Kenneth Jackman, M.D.
Kenneth “Van” Jackman, M.D. (M ’67), a University of Rochester School of Medicine and Dentistry faculty member for more than 30 years, died Aug. 18 at his home on Upper Saranac Lake, New York. He was 69.
Dr. Jackman, professor emeritus of orthopaedics, was the first full-time faculty member in pediatric orthopaedics. He was a surgeon with a deep interest in the care of children with musculoskeletal disorders.
“His wisdom, knowledge, caring, compassion and skills blessed so very many children and their families,” said Richard I. Burton, senior associate dean of academic affairs for the School of Medicine and Dentistry and chair emeritus of the Department of Orthopaedics.
“Van was totally committed to the mission for the best possible care of children, for the education of residents and medical students, and to foster productive relationships with pediatricians and children under their care,” said Burton.
Dr. Jackman also was a skilled and avid player of bagpipes. A native of San Diego, he became interested in the bagpipes as a freshman at Pomona College. Dr. Jackman played with the Rochester Scottish Pipes & Drums for almost 30 years. He also played with a group called Faedan Or and was a founding member of Ceilidh Connection, a Scottish smallpipe ensemble.
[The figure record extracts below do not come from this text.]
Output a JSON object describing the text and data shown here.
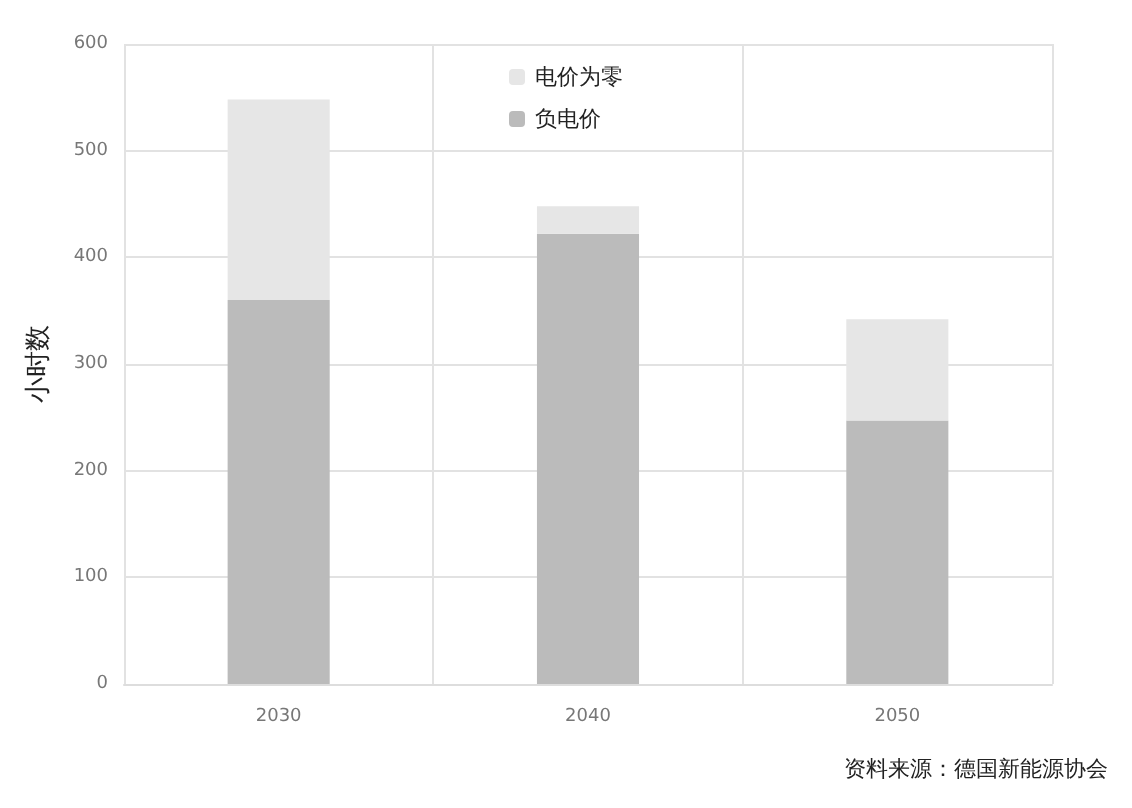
{
  "chart_data": {
    "type": "bar",
    "stacked": true,
    "ylabel": "小时数",
    "categories": [
      "2030",
      "2040",
      "2050"
    ],
    "series": [
      {
        "name": "负电价",
        "color": "#bbbbbb",
        "values": [
          360,
          422,
          247
        ]
      },
      {
        "name": "电价为零",
        "color": "#e6e6e6",
        "values": [
          188,
          26,
          95
        ]
      }
    ],
    "ylim": [
      0,
      600
    ],
    "yticks": [
      0,
      100,
      200,
      300,
      400,
      500,
      600
    ],
    "grid": true,
    "legend": "top",
    "annotations": [
      "资料来源：德国新能源协会"
    ]
  }
}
After he received his medical degree, Dr. Jackman served in the U.S. Navy, including a two-year tour at the Navy’s hospital on Guam. He completed his orthopaedic residency at University Hospital in Cleveland and a pediatric orthopaedic fellowship at Children’s Hospital in Washington.
Dr. Jackman joined the School of Medicine and Dentistry faculty in 1976, rising to the rank of associate professor of orthopaedics and of pediatrics. He became professor emeritus in 2007.
After moving from Rochester to Upper Saranac Lake, Dr. Jackman, who also was a dedicated ham radio operator, became a member of the Search and Rescue Association of the Northern Adirondacks and a naturalist volunteer at The Wild Center of the Natural History Museum of the Adirondacks.
In 2002, Dr. Jackman was diagnosed with a lymphoma. He received chemotherapy and the lymphoma was in remission. In February, 2010, however, he was diagnosed with amyotrophic lateral sclerosis.
Dr. Jackman is survived by his wife of 46 years, Carol Benson Jackman; his son, Stephen V. Jackman, M.D., of Pittsburgh, Pa.; a daughter, Lauriann Garland of Seattle, Wash.; a sister, Diana Raney of Pasadena, Calif.; and several grandchildren.
Contributions can be made to the Natural History Museum of the Adirondacks, High Peaks Hospice or the Piper’s Gathering Scholarship Fund in care of the Fortune-Keough Funeral Home, 20 Church Street, Saranac, N.Y. 12983.